Steve rested the cast on the edge of the desk. “That’s supposed to scare me?”

“If you’re smart, it scares you. A beating isn’t like in the books, you know. It doesn’t make you any hero. You don’t bounce right back with a big smile. I got wise once. A long time ago. I should have known better. They gave it to me good. And you know, it didn’t leave a scar. Not a one. But I was a rabbit for a couple years. Jumpy. It spoils a man. You remember and wake up sweating. It doesn’t leave you with much nerve. It just leaves you with the feeling you don’t want it to happen again. But I guess nobody who’s never taken a beating can understand about it. Lew, he figured it might not impress you much. So he asks me if I got any ideas how we can lay it on the line so you’d wake up. I had an idea right away. I said, ‘Lew, the thing to promise him is that you’ll have some of the boys beat him up in front of his kids.’ That really hurt Lew. He called me a couple names. He loves kids. But after he thought it over he saw the point. He says there’s always a way to hit a man where he lives, if you look hard enough. He just hadn’t thought of that. It’s pretty standard, and I’m surprised he didn’t think of it. Those Ku Kluxers have been doing it for years. They whip anybody, they always make the family watch.” Pritch stood up, examined the end of his cigar, and lit it again. “They don’t make these anymore so they stay lit. Well, that was the message, and Lew wanted you to know that it was a little more than the rap for Marty — and, hell, he says you two ought to be friends.”

Pritch walked out, turning at the door to wave his hand in a mocking gesture of hail and farewell.

Steve sat at his desk, terribly alone. In the back of his mind was a little shadow box where he lay and yelled with fright and pain while Paulie and Diana watched with wide scared eyes.

Quit struggling, he thought.

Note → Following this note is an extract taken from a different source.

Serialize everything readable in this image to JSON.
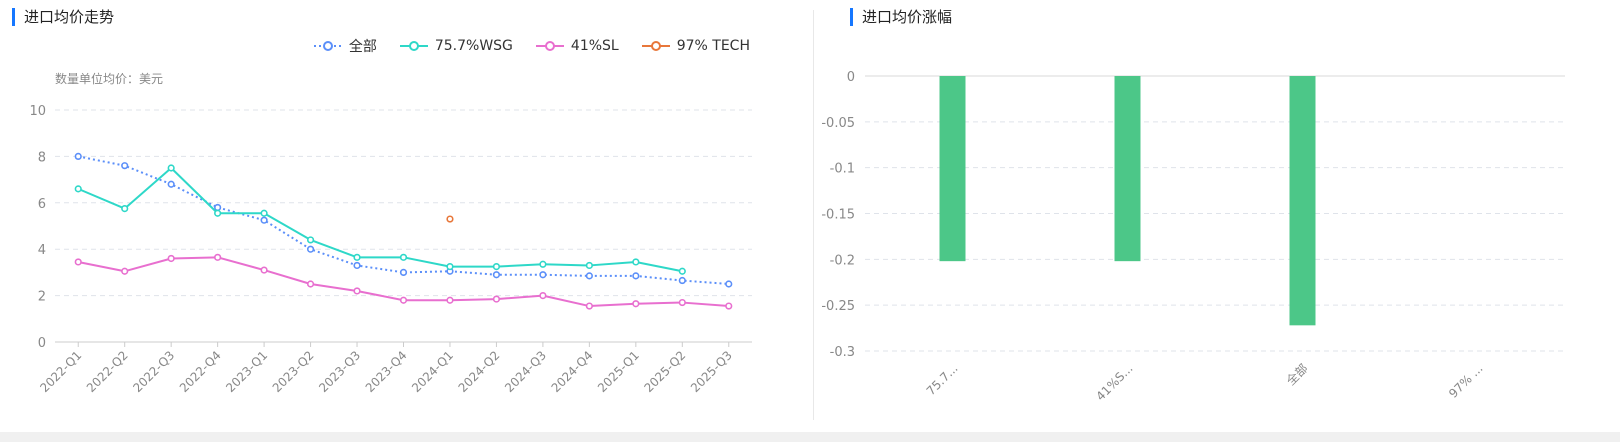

Take it as it comes. But something had altered in his mind. There had been scales in precarious balance. On one side was the threat of prison. On the other side was a crooked method of landing a crooked job. Lew had suspected, from the phone call, that the scales were tipping the wrong way. So he had placed a heavy weight on the side labeled “Prison.” By all the rules it should have reversed the direction of the scales. And yet, crazily, it seemed to have the opposite effect on his mind. Maybe it was the outrage at the threatened debasement. Coldly he realized that he could no longer take an objective approach to it. From here on in it was emotional. And the emotions said, Fight. You could save your hide from the threat of prison, and maybe learn to live with yourself. But if you saved it from the threat of pain it gave you a big yellow label you couldn’t live with.